The New Jersey Civil Rights Act (CRA), N.J.S.A. 10:6-1 to -2, was adopted "for the broad purpose of assuring a state law cause of action for violations of state and federal constitutional rights and to fill any gaps in state statutory anti-discrimination protection." Owens v. Feigin, 194 N.J. 607, 611 (2008) (citations omitted). However, plaintiff expressed no facts demonstrating Dr. Moonthungal or Cogent acted to deprive him "'of any substantive due process or equal protection rights, privileges or immunities secured by the Constitution or laws of the United States, or any substantive rights, privileges or immunities secured by the Constitution or laws of this State,'" or that the "'exercise or enjoyment of those substantive rights, privileges or immunities has been interfered with or attempted to be interfered with, by threats, intimidation or coercion by a person acting under color of law.'" Ibid. (quoting N.J.S.A. 10:6-2(c)). Simply stated, Dr. Moonthungal provided medical advice after reviewing plaintiff's chart, which included his comments to the nutritionist and Dr. Yau's psychiatric referral. Because plaintiff had suggested he would kill himself if he did not lose weight, Dr. Moonthungal acted prudently, following through with the psychiatric consultation to assure plaintiff's protection.

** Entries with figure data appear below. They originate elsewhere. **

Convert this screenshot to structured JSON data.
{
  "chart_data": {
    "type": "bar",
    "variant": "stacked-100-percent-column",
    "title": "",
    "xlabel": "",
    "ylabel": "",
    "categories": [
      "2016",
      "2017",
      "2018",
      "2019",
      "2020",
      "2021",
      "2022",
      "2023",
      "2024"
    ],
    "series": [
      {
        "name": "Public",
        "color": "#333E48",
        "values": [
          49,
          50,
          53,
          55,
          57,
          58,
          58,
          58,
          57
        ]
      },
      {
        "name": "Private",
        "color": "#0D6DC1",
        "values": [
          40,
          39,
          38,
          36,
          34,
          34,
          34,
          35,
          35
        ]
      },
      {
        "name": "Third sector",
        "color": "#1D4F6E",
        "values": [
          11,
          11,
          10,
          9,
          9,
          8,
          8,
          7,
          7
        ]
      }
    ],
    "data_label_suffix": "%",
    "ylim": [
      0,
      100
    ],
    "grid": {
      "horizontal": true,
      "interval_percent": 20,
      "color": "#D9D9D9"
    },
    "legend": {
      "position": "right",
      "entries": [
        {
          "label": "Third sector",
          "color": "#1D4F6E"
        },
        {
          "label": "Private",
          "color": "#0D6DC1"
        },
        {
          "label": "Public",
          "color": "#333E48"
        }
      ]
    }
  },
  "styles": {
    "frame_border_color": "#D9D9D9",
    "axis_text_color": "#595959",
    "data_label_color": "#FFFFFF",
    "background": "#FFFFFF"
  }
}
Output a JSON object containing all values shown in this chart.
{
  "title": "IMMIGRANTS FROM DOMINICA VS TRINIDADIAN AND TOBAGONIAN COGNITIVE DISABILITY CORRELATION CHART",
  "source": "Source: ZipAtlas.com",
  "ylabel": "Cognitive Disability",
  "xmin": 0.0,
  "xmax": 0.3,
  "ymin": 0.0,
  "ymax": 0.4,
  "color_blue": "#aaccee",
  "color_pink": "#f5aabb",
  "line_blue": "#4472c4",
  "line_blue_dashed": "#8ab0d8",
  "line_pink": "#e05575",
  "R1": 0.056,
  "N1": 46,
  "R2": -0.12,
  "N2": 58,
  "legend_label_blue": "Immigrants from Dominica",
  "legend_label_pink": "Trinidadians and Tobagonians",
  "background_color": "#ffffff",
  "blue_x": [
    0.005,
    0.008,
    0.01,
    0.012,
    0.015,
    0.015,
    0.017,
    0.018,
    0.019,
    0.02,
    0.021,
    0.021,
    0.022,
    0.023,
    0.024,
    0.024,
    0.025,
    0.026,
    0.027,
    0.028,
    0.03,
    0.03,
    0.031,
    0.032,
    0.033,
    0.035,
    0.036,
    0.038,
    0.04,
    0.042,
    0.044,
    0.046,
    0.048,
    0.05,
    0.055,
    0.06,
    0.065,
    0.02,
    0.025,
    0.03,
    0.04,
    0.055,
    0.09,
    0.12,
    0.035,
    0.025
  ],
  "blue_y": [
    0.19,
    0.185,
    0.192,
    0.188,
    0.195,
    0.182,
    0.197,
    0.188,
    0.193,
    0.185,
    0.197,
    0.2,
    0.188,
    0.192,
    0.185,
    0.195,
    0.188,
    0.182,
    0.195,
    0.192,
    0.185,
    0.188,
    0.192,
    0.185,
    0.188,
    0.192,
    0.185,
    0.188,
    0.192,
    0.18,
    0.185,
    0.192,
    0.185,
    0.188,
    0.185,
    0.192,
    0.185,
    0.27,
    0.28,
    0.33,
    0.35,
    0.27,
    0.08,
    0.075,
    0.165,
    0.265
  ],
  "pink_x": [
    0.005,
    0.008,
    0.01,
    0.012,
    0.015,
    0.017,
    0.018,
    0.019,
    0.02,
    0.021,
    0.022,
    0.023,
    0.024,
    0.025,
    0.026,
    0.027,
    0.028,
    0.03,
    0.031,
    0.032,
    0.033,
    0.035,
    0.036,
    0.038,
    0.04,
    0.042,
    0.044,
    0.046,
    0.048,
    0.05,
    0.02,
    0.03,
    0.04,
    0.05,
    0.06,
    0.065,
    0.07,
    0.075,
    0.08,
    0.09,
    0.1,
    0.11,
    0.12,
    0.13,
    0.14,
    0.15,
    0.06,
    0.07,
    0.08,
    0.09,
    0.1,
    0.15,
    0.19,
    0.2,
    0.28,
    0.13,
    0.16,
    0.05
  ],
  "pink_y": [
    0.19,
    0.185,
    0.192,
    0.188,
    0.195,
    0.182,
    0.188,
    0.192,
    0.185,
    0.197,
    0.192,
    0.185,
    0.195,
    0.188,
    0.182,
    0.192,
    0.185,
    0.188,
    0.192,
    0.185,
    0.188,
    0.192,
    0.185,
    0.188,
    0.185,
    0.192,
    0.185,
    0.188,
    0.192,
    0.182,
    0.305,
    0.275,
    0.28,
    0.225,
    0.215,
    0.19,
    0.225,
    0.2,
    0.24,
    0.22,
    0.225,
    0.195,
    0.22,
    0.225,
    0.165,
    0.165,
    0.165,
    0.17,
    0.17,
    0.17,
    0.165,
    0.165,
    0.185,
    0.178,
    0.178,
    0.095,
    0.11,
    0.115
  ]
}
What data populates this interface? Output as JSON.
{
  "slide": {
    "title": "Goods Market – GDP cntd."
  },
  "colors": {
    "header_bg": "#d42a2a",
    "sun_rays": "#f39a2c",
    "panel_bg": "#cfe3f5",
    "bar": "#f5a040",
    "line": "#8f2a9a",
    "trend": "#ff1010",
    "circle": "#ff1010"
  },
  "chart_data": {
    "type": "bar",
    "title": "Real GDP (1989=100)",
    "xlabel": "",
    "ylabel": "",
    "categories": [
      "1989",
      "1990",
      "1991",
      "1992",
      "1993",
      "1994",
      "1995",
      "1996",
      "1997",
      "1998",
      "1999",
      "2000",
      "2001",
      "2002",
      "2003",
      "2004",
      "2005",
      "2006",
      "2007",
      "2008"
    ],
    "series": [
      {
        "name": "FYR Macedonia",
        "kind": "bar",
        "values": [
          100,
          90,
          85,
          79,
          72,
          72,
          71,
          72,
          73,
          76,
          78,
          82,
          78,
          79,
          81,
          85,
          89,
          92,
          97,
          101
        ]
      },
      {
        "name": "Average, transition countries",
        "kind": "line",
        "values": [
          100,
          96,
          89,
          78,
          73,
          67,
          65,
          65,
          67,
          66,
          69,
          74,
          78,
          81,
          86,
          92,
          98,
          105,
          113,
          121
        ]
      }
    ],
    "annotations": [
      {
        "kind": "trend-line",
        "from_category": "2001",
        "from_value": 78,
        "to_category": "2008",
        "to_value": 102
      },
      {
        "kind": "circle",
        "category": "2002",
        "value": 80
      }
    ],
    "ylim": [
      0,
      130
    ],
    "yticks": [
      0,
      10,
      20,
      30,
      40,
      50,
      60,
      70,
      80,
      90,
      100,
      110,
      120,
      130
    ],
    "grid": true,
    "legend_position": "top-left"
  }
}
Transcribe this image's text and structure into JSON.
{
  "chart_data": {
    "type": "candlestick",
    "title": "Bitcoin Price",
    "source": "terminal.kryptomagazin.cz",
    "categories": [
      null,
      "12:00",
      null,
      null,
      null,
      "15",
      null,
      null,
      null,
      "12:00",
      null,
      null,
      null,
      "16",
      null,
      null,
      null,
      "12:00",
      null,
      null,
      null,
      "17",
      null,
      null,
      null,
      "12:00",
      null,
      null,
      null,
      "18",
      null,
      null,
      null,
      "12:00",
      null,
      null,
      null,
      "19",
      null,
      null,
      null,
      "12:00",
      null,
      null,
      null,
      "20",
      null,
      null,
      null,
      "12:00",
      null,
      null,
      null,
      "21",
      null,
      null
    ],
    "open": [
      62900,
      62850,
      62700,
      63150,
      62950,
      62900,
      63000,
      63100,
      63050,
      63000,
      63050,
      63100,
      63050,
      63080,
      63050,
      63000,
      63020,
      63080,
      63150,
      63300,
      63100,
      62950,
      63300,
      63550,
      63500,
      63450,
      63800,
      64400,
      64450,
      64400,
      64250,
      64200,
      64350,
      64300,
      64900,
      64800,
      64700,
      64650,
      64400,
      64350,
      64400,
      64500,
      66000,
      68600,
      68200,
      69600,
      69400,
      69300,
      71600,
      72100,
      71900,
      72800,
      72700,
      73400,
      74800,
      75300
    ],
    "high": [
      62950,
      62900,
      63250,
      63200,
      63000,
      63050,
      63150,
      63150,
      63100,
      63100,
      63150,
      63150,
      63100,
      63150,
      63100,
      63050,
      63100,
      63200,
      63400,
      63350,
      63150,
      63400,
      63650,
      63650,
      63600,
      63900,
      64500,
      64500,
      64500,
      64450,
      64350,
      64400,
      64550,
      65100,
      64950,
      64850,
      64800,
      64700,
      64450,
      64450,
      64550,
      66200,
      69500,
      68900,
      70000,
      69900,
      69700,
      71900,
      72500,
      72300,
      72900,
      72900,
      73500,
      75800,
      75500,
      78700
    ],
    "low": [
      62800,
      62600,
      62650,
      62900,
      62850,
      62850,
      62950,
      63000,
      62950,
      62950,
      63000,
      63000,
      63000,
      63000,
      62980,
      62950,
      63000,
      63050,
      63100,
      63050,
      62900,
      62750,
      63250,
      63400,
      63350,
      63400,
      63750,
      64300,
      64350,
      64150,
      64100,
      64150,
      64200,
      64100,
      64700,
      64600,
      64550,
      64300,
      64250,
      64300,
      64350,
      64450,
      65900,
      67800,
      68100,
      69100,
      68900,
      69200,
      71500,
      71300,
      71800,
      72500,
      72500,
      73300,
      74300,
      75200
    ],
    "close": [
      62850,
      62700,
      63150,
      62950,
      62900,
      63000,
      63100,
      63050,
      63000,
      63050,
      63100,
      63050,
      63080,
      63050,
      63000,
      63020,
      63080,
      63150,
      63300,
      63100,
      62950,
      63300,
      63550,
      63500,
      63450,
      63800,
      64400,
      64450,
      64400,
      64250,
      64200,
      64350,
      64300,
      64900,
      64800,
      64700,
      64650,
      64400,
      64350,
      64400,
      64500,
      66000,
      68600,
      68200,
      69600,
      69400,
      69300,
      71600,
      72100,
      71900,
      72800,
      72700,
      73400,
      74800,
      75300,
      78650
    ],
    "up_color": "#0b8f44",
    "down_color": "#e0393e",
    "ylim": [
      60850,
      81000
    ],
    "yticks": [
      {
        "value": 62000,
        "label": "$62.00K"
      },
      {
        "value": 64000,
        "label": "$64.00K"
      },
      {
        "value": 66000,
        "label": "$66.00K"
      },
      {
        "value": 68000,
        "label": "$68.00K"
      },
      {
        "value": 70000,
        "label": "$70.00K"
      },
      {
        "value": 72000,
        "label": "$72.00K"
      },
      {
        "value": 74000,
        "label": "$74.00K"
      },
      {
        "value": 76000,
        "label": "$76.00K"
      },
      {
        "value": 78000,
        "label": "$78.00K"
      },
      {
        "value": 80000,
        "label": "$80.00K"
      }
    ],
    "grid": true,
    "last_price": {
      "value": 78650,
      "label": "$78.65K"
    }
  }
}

Moreover, the doctor's conduct does not form the basis of the intentional torts of infliction of emotional distress or false imprisonment. See Taylor v. Metzger, 152 N.J. 490, 509 (1998) (stating the proofs necessary to sustain a cause of action for intentional infliction of emotional distress); Mesgleski v. Oraboni, 330 N.J. Super. 10, 24 (App. Div. 2000) (listing the elements of false imprisonment).
Following our review of the arguments presented on appeal, in light of the record and applicable law, we conclude Judge Harz correctly determined there were no materially disputed facts, and summary judgment in favor of defendants was appropriate. Consequently, we may not disturb the dismissal of plaintiff's complaint.